Administrators and vendors supporting Linux kernels with the mlx5 driver, especially systems using XDP multi-buffer programs and striding RQ. Security teams should prioritize hosts that rely on high-performance networking paths, RDMA/NIC-adjacent deployments, or custom kernels that may carry mlx5 backports.

Technical summary

The issue arises after a prior mlx5 fix corrected an assumption that XDP buffer layout never changes during program execution. In this case, XDP programs can call bpf_xdp_pull_data() or bpf_xdp_adjust_tail(), which may move or remove tail fragments. The mlx5 driver still needs to account for all original XDP buffer fragments on the driver side. According to the record, skipping that accounting can leave page_pool fragment references inconsistent, producing a negative reference-count condition when the page is later released.
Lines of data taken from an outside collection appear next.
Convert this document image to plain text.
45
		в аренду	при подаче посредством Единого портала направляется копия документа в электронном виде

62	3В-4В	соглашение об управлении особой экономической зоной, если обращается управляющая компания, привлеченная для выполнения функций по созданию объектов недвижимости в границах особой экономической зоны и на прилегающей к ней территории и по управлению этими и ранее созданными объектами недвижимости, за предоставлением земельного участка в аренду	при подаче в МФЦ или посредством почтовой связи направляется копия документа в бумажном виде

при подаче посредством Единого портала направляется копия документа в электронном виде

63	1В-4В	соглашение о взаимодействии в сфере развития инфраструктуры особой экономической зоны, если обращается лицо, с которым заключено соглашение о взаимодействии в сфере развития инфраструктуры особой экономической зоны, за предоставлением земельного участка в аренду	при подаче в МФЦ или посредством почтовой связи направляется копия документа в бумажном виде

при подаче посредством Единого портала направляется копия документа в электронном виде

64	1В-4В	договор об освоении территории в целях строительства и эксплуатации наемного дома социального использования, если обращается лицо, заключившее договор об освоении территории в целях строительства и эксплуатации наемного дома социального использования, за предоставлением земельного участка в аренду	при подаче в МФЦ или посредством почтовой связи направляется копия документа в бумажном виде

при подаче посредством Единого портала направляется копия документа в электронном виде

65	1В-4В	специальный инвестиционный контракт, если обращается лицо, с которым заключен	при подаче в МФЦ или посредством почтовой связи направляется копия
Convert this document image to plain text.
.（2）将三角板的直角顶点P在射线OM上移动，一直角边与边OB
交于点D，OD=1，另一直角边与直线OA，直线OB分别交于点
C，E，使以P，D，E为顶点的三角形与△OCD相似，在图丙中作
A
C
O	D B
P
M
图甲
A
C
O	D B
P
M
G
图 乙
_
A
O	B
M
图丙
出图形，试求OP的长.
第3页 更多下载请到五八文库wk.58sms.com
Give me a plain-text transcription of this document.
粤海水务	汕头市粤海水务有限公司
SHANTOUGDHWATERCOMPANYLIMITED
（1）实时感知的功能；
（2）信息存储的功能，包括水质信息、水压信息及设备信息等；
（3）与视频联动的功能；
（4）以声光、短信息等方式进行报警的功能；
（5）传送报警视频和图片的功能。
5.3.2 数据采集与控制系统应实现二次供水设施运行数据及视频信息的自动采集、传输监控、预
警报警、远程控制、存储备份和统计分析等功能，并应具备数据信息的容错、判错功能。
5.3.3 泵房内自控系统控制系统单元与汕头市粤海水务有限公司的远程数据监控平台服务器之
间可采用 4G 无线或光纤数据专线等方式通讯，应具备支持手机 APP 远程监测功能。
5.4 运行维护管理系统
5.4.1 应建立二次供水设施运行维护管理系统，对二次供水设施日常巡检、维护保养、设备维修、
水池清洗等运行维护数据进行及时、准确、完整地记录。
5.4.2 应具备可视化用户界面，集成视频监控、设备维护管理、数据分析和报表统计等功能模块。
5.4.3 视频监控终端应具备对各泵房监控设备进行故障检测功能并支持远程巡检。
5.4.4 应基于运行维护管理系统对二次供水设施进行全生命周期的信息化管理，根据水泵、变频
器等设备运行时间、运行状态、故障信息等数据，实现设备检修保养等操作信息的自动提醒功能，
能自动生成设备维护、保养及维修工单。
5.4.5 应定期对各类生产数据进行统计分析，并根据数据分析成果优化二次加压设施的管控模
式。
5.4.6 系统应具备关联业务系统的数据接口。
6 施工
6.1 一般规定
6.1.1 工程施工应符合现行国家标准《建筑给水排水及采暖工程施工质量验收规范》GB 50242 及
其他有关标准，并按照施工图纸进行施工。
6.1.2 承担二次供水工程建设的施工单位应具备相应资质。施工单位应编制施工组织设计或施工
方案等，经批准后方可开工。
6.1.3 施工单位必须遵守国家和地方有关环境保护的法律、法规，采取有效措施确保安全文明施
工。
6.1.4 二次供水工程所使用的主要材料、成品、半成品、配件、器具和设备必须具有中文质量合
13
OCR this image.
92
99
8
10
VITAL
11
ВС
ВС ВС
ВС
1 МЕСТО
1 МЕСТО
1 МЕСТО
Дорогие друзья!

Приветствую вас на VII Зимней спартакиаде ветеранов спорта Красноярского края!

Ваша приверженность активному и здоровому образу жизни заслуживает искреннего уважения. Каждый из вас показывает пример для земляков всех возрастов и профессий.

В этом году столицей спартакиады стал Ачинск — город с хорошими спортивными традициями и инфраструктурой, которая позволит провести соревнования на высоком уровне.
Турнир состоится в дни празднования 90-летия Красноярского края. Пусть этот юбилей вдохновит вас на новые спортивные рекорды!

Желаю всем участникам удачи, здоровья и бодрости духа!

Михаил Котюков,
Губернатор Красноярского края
The NVD entry lists affected upstream ranges including 6.6.115-<6.7, 6.12.56-<6.13, 6.17.6-<6.18, 6.18.1-<6.18.19, and 6.19-<6.19.9, plus specific 6.18/rc builds through 7.0-rc3.

Defensive priority

Critical

Recommended defensive actions

  • Apply the official Linux kernel fixes referenced in the NVD record and ensure your vendor kernel has the corresponding backport.
  • Prioritize systems using the mlx5 driver with XDP multi-buffer features or striding RQ.
  • Verify whether your running kernels fall within the affected version ranges listed by NVD, then confirm downstream vendor backports rather than relying on version number alone.
  • If you maintain kernels internally, run the relevant XDP selftests after patching, including the drivers/net/xdp.py coverage mentioned in the record.
  • Watch for page_pool helper warnings or mlx5e_page_release_fragmented splats during validation and regression testing.

Evidence notes

The CVE description states that XDP multi-buf programs can alter buffer layout via bpf_xdp_pull_data() or bpf_xdp_adjust_tail(), and that mlx5 failed to count dropped fragments for all relevant XDP actions. The supplied record includes a selftest-triggered warning splat involving page_pool reference counting. Timeline context: the CVE was published on 2026-05-08 and modified on 2026-05-20; NVD marks the vuln status as Analyzed.

Official resources

Publicly disclosed in the supplied record on 2026-05-08; NVD modified the entry on 2026-05-20. The issue was identified through Linux kernel selftesting and addressed by official kernel patches referenced in NVD.